The Saint Andrew district? Did I own properties there? I wondered. I’d bought up patches of the poor district facing the Golden Horn. I owned five blocks that were rented out to the better sort of artisan, but these were almost in sight of my office windows. Then I remembered. I’d lately won some property from an old fool who believed praying over his dice was better than reasoning from the frequency with which any combination of numbers was likely to come up. This had to be one of them. Since I already must have looked out of my head, I’d not make a total fool of myself by arguing with a Jew about what I owned.

I smiled at Ezra and led him towards the big flight of steps. ‘Any chance you could pay for a chair to take me along the Triumphal Way?’ I asked. He stopped, his face gone suddenly pale. I thought I’d shocked him by asking for the loan. But I followed his horrified look into the shadowy space between the steps and the embankment. Head smashed in by the impact, the naked boy I’d seen the day before was draped over the rim of the disused fountain. Except there was nothing left of his face, you’d not have thought he was dead. He might have been resting in the sun. Far above, his owner was looking down with arms raised in lamentation.

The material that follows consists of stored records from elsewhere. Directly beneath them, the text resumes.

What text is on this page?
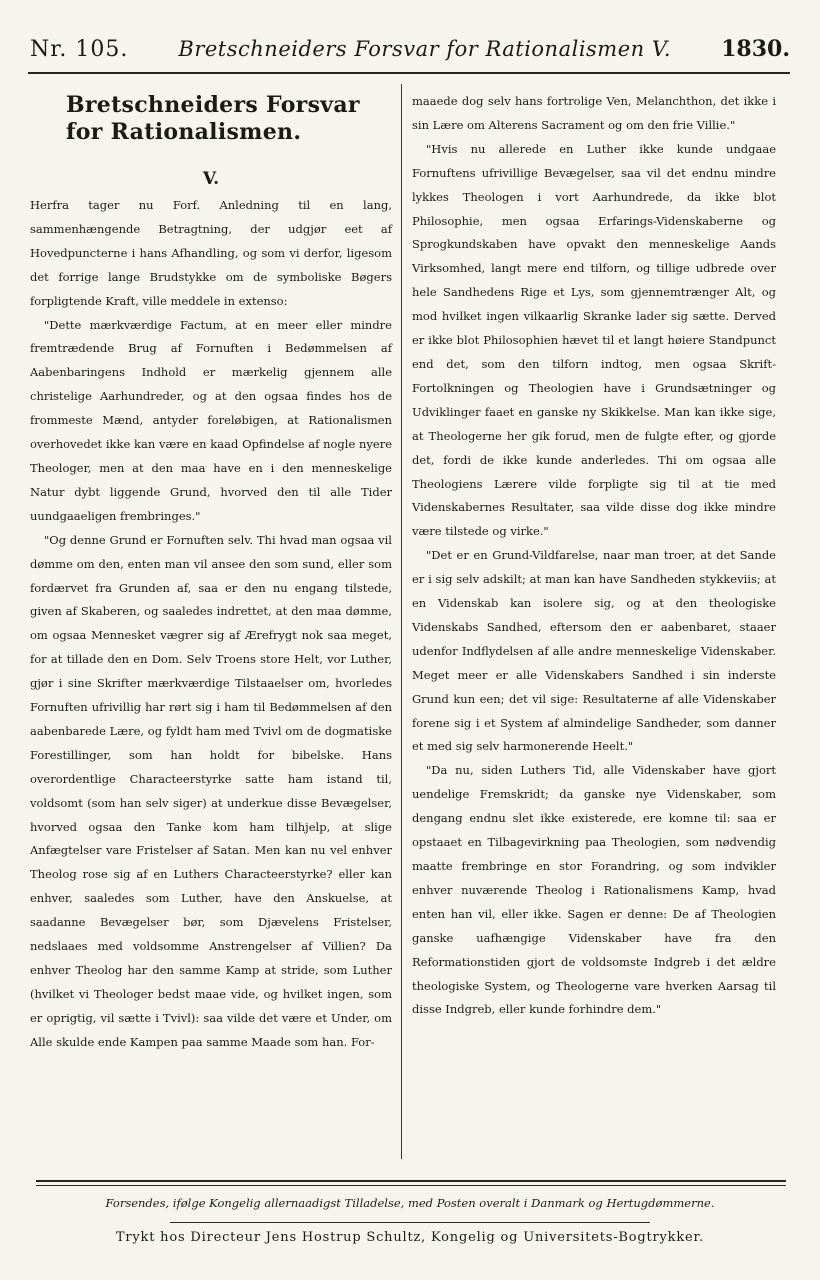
Nr. 105. Bretschneiders Forsvar for Rationalismen V. 1830.
Bretschneiders Forsvar for Rationalismen.
V.

Herfra tager nu Forf. Anledning til en lang, sammenhængende Betragtning, der udgjør eet af Hovedpuncterne i hans Afhandling, og som vi derfor, ligesom det forrige lange Brudstykke om de symboliske Bøgers forpligtende Kraft, ville meddele in extenso:

"Dette mærkværdige Factum, at en meer eller mindre fremtrædende Brug af Fornuften i Bedømmelsen af Aabenbaringens Indhold er mærkelig gjennem alle christelige Aarhundreder, og at den ogsaa findes hos de frommeste Mænd, antyder foreløbigen, at Rationalismen overhovedet ikke kan være en kaad Opfindelse af nogle nyere Theologer, men at den maa have en i den menneskelige Natur dybt liggende Grund, hvorved den til alle Tider uundgaaeligen frembringes."

"Og denne Grund er Fornuften selv. Thi hvad man ogsaa vil dømme om den, enten man vil ansee den som sund, eller som fordærvet fra Grunden af, saa er den nu engang tilstede, given af Skaberen, og saaledes indrettet, at den maa dømme, om ogsaa Mennesket vægrer sig af Ærefrygt nok saa meget, for at tillade den en Dom. Selv Troens store Helt, vor Luther, gjør i sine Skrifter mærkværdige Tilstaaelser om, hvorledes Fornuften ufrivillig har rørt sig i ham til Bedømmelsen af den aabenbarede Lære, og fyldt ham med Tvivl om de dogmatiske Forestillinger, som han holdt for bibelske. Hans overordentlige Characteerstyrke satte ham istand til, voldsomt (som han selv siger) at underkue disse Bevægelser, hvorved ogsaa den Tanke kom ham tilhjelp, at slige Anfægtelser vare Fristelser af Satan. Men kan nu vel enhver Theolog rose sig af en Luthers Characteerstyrke? eller kan enhver, saaledes som Luther, have den Anskuelse, at saadanne Bevægelser bør, som Djævelens Fristelser, nedslaaes med voldsomme Anstrengelser af Villien? Da enhver Theolog har den samme Kamp at stride, som Luther (hvilket vi Theologer bedst maae vide, og hvilket ingen, som er oprigtig, vil sætte i Tvivl): saa vilde det være et Under, om Alle skulde ende Kampen paa samme Maade som han. For-

maaede dog selv hans fortrolige Ven, Melanchthon, det ikke i sin Lære om Alterens Sacrament og om den frie Villie."

"Hvis nu allerede en Luther ikke kunde undgaae Fornuftens ufrivillige Bevægelser, saa vil det endnu mindre lykkes Theologen i vort Aarhundrede, da ikke blot Philosophie, men ogsaa Erfarings-Videnskaberne og Sprogkundskaben have opvakt den menneskelige Aands Virksomhed, langt mere end tilforn, og tillige udbrede over hele Sandhedens Rige et Lys, som gjennemtrænger Alt, og mod hvilket ingen vilkaarlig Skranke lader sig sætte. Derved er ikke blot Philosophien hævet til et langt høiere Standpunct end det, som den tilforn indtog, men ogsaa Skrift-Fortolkningen og Theologien have i Grundsætninger og Udviklinger faaet en ganske ny Skikkelse. Man kan ikke sige, at Theologerne her gik forud, men de fulgte efter, og gjorde det, fordi de ikke kunde anderledes. Thi om ogsaa alle Theologiens Lærere vilde forpligte sig til at tie med Videnskabernes Resultater, saa vilde disse dog ikke mindre være tilstede og virke."

"Det er en Grund-Vildfarelse, naar man troer, at det Sande er i sig selv adskilt; at man kan have Sandheden stykkeviis; at en Videnskab kan isolere sig, og at den theologiske Videnskabs Sandhed, eftersom den er aabenbaret, staaer udenfor Indflydelsen af alle andre menneskelige Videnskaber. Meget meer er alle Videnskabers Sandhed i sin inderste Grund kun een; det vil sige: Resultaterne af alle Videnskaber forene sig i et System af almindelige Sandheder, som danner et med sig selv harmonerende Heelt."

"Da nu, siden Luthers Tid, alle Videnskaber have gjort uendelige Fremskridt; da ganske nye Videnskaber, som dengang endnu slet ikke existerede, ere komne til: saa er opstaaet en Tilbagevirkning paa Theologien, som nødvendig maatte frembringe en stor Forandring, og som indvikler enhver nuværende Theolog i Rationalismens Kamp, hvad enten han vil, eller ikke. Sagen er denne: De af Theologien ganske uafhængige Videnskaber have fra den Reformationstiden gjort de voldsomste Indgreb i det ældre theologiske System, og Theologerne vare hverken Aarsag til disse Indgreb, eller kunde forhindre dem."

Forsendes, ifølge Kongelig allernaadigst Tilladelse, med Posten overalt i Danmark og Hertugdømmerne.
Trykt hos Directeur Jens Hostrup Schultz, Kongelig og Universitets-Bogtrykker.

It wouldn’t do to sit down and vomit — not here, not looking like this, not in front of a Jew. I swallowed hard and turned back for another look at the Imperial statues. ‘Do be a love, Ezra,’ I whispered. ‘You’re wearing far too many clothes for a day like this. You could lend your uncle’s protector that grey cloak you have on.’

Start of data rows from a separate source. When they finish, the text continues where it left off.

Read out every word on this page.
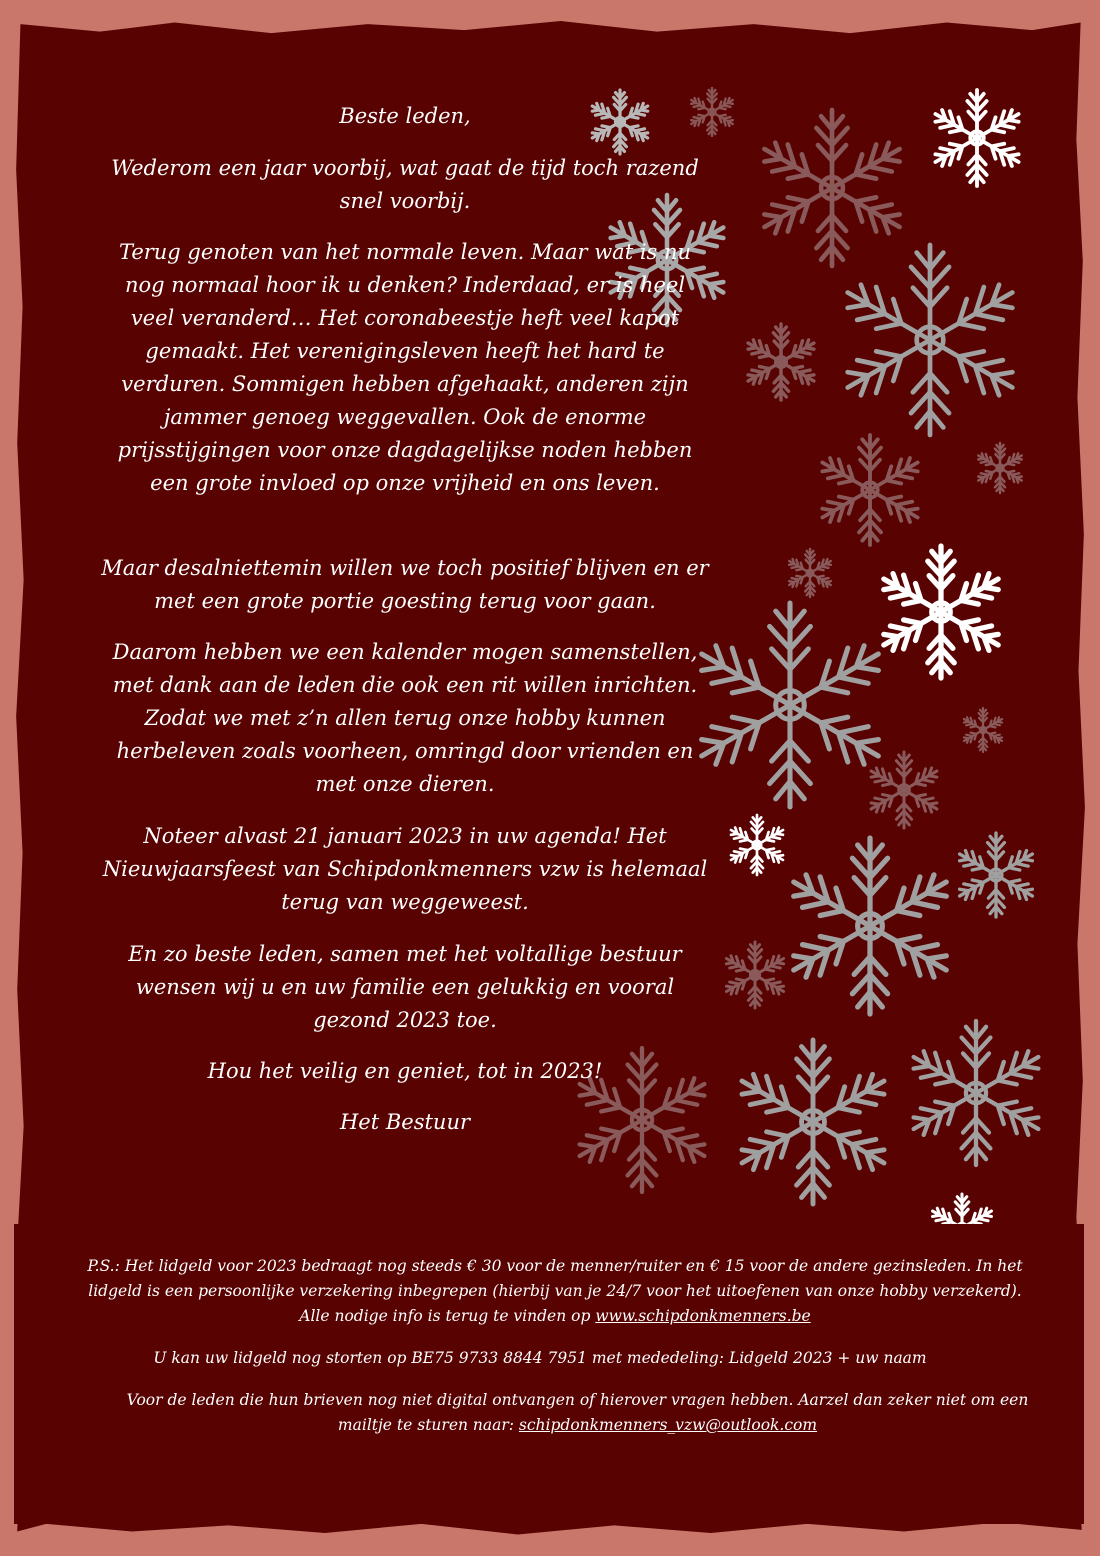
Beste leden,

Wederom een jaar voorbij, wat gaat de tijd toch razend snel voorbij.

Terug genoten van het normale leven. Maar wat is nu nog normaal hoor ik u denken? Inderdaad, er is heel veel veranderd… Het coronabeestje heft veel kapot gemaakt. Het verenigingsleven heeft het hard te verduren. Sommigen hebben afgehaakt, anderen zijn jammer genoeg weggevallen. Ook de enorme prijsstijgingen voor onze dagdagelijkse noden hebben een grote invloed op onze vrijheid en ons leven.

Maar desalniettemin willen we toch positief blijven en er met een grote portie goesting terug voor gaan.

Daarom hebben we een kalender mogen samenstellen, met dank aan de leden die ook een rit willen inrichten. Zodat we met z’n allen terug onze hobby kunnen herbeleven zoals voorheen, omringd door vrienden en met onze dieren.

Noteer alvast 21 januari 2023 in uw agenda! Het Nieuwjaarsfeest van Schipdonkmenners vzw is helemaal terug van weggeweest.

En zo beste leden, samen met het voltallige bestuur wensen wij u en uw familie een gelukkig en vooral gezond 2023 toe.

Hou het veilig en geniet, tot in 2023!

Het Bestuur

P.S.: Het lidgeld voor 2023 bedraagt nog steeds € 30 voor de menner/ruiter en € 15 voor de andere gezinsleden. In het lidgeld is een persoonlijke verzekering inbegrepen (hierbij van je 24/7 voor het uitoefenen van onze hobby verzekerd). Alle nodige info is terug te vinden op www.schipdonkmenners.be

U kan uw lidgeld nog storten op BE75 9733 8844 7951 met mededeling: Lidgeld 2023 + uw naam

Voor de leden die hun brieven nog niet digital ontvangen of hierover vragen hebben. Aarzel dan zeker niet om een mailtje te sturen naar: schipdonkmenners_vzw@outlook.com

I watched the boy step back and unfasten his cloak pin. There was nothing athletic or otherwise attractive about his posture. Another year at the most and he’d be trying for a silly beard and probably filling out from the ghastly food Jews think it their duty to eat. But he was a pretty lad for the time being and he had the makings of considerable beauty. If only he’d put himself in my hands. .

But he wouldn’t. Just in time, I stopped myself from repeating how little beauty there was in the world.

There’s nothing like the privacy of a closed carrying chair for getting over a long fit of the terrors. By the time I pulled the curtains aside and set foot on the steps at the main entrance to my palace, I was looking almost carefree.